Controlled Mechanical Actuation of Adsorbed Forisome Mechanoproteins: A Step Toward Biomolecular Devices

Abstract

AbstractForisomes are giant structural plant mechanoproteins that reversibly undergo a transition from a longitudinally expanded to a contracted (dispersed) state. This transition is driven by a change in the concentration of Ca2+ ions. Artificial forisomes, expressed in yeast, have a width of 0.7 µm and a length of 4.6 µm and adsorb onto a gold surface. Scanning electrochemical microscopy imaging of the adsorbed forisomes reveales a heterogenous film in which several proteins adsorb together on the substrate surface. The adsorbed forisomes maintain their biological activity and undergo reversible contraction–expansion reactions.

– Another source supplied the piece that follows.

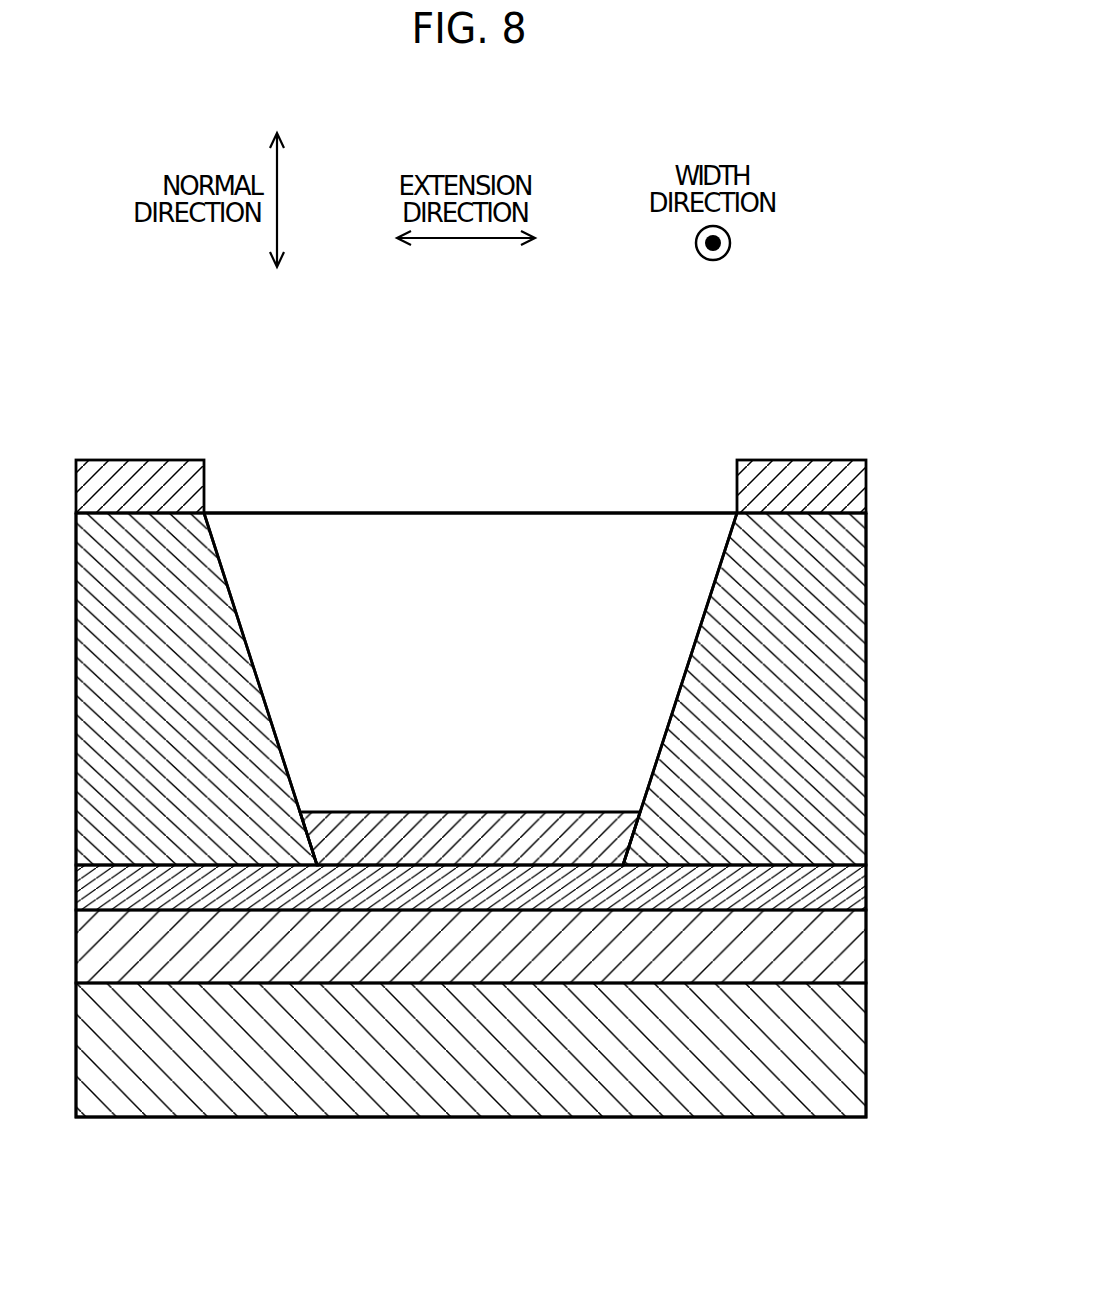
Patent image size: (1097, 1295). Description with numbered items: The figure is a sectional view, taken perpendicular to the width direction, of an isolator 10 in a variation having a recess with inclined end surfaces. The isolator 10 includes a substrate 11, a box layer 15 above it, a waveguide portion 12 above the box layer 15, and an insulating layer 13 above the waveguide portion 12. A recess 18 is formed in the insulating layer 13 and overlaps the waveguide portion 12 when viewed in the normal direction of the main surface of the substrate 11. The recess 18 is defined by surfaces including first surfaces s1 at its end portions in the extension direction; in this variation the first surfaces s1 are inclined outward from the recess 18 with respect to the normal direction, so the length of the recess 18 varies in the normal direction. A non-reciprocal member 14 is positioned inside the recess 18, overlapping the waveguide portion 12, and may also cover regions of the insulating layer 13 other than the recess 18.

Infrared spectroscopy (IRS) shows that Ca2+ ions are coordinated to the carboxylate groups in the side chains of Asp and Glu affecting the 3D arrangement of the corresponding protein fragments allowing for a longitudinal contraction, dispersion of the forisome volume, and water uptake. In films, expanded forisomes accumulate small ions (ethylendiaminetetraacetic acid dianion or [Fe(CN)6]4‐) that are released upon Ca2+ driven dispersion. The properties described here make forisomes attractive for biotechnological applications.